Change in the Audit Committee

Due to time constraints, Mr. Joseph Bae will step down from the Audit Committee and Ms. Ginevra Elkann will rejoin as Audit Committee member after today’s Board meeting.

Dividend from PartnerRe

In July 2021, Exor Nederland received a common share dividend from PartnerRe of $107 million (€91 million).

Dividend from The Economist Group

In July 2021, EXOR N.V. received a dividend from The Economist Group of £9 million (€10 million).

2021 OUTLOOK

EXOR N.V. does not prepare budgets or business plans, nor does it publish forecast data or data on the basis of which it is possible to calculate forecast data.

Certain Exor operating subsidiaries and associates (Ferrari, CNH Industrial and Stellantis) publish forecast data on their performance. Other operating subsidiaries (PartnerRe and Juventus Football Club) publish information on the foreseeable outlook. Additional information is provided under “Review of performance of the main companies” in the Board Report.

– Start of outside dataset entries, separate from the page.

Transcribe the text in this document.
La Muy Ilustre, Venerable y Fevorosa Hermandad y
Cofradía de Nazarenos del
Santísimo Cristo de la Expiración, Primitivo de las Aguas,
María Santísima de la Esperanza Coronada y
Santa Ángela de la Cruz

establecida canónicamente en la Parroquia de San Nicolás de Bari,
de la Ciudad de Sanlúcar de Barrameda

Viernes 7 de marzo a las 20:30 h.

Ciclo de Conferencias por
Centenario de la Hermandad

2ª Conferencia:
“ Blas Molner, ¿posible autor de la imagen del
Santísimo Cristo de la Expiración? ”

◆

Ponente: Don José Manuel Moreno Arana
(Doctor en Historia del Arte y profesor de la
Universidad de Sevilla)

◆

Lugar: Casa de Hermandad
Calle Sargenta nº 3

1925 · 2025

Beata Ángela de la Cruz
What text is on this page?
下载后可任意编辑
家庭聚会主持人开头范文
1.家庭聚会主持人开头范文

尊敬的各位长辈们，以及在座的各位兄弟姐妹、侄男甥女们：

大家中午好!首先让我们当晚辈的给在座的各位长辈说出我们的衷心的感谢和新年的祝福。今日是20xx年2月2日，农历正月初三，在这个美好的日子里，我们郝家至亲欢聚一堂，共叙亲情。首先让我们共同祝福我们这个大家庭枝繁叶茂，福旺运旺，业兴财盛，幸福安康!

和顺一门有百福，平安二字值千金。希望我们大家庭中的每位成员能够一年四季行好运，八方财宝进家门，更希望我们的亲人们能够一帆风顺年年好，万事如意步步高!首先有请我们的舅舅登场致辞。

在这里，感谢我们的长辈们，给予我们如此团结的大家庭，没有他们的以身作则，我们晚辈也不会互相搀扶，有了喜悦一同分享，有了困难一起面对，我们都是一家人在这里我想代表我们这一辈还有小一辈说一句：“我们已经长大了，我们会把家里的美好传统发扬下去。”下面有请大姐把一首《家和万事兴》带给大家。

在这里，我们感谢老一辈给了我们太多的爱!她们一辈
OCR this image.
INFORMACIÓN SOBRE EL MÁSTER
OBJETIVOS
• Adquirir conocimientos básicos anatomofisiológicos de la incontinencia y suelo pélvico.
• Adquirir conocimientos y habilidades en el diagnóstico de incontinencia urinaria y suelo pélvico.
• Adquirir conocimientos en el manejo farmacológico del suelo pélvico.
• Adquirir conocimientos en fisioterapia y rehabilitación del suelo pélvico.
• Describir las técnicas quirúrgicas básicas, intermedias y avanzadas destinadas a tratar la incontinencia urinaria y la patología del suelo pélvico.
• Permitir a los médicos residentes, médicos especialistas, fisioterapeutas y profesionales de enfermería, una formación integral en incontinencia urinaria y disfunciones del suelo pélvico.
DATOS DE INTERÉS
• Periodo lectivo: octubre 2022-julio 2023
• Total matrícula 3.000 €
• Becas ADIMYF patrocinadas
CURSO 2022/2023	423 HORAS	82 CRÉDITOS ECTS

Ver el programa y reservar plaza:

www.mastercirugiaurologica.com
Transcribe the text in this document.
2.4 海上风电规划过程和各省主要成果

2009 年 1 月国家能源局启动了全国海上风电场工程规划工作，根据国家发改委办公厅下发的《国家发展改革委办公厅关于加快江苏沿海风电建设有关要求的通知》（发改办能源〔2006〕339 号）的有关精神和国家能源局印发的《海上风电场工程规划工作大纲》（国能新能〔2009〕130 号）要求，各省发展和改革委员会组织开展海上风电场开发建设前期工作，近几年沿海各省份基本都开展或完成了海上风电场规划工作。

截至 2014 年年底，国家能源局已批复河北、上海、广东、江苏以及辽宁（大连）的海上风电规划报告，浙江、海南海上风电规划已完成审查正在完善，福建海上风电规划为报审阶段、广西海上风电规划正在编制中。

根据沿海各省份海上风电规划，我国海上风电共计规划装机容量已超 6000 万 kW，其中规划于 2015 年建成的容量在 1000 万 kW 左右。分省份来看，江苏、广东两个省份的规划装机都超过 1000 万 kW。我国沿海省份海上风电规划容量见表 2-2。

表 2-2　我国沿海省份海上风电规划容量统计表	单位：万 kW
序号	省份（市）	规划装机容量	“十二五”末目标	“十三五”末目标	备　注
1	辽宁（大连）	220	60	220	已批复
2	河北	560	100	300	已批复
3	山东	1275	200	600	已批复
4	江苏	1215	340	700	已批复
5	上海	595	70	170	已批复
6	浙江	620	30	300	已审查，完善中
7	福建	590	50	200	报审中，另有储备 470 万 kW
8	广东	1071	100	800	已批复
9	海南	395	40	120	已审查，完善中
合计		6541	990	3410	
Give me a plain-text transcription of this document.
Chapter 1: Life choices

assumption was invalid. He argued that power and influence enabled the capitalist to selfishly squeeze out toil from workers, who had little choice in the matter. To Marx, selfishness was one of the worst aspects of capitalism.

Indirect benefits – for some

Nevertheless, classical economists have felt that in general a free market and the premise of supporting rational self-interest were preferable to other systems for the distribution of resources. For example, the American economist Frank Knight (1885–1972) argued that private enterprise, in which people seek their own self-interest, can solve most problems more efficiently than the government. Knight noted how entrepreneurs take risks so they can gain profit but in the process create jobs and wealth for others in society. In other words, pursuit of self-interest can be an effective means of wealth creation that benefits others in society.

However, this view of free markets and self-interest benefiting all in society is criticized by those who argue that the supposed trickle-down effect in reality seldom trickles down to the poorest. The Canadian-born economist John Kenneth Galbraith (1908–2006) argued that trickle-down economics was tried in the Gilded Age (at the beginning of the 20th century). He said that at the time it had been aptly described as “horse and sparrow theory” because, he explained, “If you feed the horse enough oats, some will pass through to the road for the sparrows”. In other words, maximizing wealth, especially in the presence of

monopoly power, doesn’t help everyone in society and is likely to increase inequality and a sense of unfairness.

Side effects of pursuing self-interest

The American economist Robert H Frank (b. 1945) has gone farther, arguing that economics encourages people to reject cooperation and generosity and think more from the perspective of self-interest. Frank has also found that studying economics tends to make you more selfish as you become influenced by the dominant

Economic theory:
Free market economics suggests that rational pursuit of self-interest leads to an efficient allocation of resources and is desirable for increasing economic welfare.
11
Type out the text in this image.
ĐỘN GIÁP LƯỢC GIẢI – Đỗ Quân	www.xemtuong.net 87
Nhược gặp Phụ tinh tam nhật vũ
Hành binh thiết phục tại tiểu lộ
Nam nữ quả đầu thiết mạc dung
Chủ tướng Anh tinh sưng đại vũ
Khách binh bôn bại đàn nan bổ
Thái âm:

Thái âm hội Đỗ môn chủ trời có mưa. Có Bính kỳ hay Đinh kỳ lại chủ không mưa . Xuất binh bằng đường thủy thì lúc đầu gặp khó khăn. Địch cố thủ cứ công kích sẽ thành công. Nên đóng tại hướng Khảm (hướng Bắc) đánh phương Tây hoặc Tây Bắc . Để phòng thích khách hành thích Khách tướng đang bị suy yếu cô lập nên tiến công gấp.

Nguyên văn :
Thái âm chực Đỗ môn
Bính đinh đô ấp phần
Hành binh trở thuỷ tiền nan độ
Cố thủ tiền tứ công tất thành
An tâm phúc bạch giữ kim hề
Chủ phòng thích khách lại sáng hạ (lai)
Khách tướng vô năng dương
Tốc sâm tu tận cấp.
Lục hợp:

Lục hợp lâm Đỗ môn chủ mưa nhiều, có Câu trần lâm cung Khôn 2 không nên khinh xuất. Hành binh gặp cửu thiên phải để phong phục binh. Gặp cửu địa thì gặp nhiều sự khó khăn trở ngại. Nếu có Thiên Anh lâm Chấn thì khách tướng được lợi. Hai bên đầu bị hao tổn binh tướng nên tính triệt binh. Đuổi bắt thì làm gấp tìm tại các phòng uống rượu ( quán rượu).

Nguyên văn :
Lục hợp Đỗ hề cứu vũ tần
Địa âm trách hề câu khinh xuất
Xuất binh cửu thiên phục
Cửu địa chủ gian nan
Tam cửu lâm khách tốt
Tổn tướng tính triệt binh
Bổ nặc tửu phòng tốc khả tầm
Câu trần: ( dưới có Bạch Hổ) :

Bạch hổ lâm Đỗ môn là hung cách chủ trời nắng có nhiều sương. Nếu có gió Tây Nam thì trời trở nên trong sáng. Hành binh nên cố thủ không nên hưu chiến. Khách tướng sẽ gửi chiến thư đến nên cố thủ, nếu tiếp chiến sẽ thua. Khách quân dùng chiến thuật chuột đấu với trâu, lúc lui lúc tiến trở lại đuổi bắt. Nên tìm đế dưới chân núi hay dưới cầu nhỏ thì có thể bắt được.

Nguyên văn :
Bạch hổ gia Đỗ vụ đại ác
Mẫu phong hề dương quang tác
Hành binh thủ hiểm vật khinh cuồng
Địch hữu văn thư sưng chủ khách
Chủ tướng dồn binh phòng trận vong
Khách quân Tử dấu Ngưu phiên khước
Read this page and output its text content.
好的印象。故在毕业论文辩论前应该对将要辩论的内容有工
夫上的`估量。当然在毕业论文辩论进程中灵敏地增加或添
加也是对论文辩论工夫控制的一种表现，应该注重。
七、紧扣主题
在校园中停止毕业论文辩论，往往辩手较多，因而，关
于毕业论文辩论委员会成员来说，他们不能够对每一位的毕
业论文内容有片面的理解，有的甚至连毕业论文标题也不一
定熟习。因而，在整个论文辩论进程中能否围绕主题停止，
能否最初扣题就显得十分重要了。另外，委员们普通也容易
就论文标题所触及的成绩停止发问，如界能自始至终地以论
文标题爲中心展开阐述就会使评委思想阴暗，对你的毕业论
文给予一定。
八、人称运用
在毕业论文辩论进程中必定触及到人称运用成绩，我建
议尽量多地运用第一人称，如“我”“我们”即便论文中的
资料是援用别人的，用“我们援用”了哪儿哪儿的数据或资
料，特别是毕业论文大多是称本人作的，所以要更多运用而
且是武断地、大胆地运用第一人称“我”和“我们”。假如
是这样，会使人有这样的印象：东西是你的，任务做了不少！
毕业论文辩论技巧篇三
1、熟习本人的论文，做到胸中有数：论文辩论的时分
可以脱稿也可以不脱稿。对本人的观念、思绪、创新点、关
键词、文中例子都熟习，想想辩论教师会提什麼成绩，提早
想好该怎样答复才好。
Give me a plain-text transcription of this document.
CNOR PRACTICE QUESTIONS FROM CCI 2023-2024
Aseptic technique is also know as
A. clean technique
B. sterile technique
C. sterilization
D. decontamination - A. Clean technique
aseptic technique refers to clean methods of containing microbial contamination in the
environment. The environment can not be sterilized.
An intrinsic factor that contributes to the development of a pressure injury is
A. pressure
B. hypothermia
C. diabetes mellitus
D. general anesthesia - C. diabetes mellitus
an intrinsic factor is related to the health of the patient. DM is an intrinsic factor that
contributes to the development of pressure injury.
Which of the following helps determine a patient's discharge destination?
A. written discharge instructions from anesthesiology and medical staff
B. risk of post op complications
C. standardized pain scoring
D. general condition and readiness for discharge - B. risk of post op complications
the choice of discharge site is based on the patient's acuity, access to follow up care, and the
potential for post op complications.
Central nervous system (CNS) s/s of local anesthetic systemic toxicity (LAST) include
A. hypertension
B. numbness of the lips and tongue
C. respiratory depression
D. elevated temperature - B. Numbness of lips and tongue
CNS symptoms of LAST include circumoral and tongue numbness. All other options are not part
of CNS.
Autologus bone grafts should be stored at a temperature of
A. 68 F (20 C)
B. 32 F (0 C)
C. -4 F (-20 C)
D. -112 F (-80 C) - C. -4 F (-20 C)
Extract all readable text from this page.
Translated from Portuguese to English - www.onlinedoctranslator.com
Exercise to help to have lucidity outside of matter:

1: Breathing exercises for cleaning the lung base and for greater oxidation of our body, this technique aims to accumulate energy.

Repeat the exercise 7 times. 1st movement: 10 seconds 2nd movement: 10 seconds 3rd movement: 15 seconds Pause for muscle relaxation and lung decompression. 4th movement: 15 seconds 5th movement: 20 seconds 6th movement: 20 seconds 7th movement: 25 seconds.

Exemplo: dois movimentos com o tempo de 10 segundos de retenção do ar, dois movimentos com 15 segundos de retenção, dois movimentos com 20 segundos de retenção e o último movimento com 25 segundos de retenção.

The forecast data and information of the above mentioned operating companies and associates are drawn up autonomously and communicated by the respective companies and are not homogeneous. Quantitative forecast disclosures prepared by these operating companies and the type of information provided, as well as the underlying assumptions and calculation methods vary according to the accounting principles applicable to each subsidiary and the conventional application practices in the respective sector of reference.

EXOR N.V. in fact, is a holding company without a specific business of reference, head of a diversified and non integrated group that operates in different segments and does not exercise direction and coordination activities over its subsidiaries, which operate in a completely independent manner.

EXOR N.V. deems that the forecasted data and information of the subsidiaries and associates are not significant or suitable for the purposes of providing indications about the prospective economic trend of EXOR N.V.’s operations, nor represent a forecast or estimate of the company’s results. Therefore, in assessing EXOR N.V.’s future prospects it is not possible to rely on the data and prospective information published by the aforesaid operating subsidiaries and associates.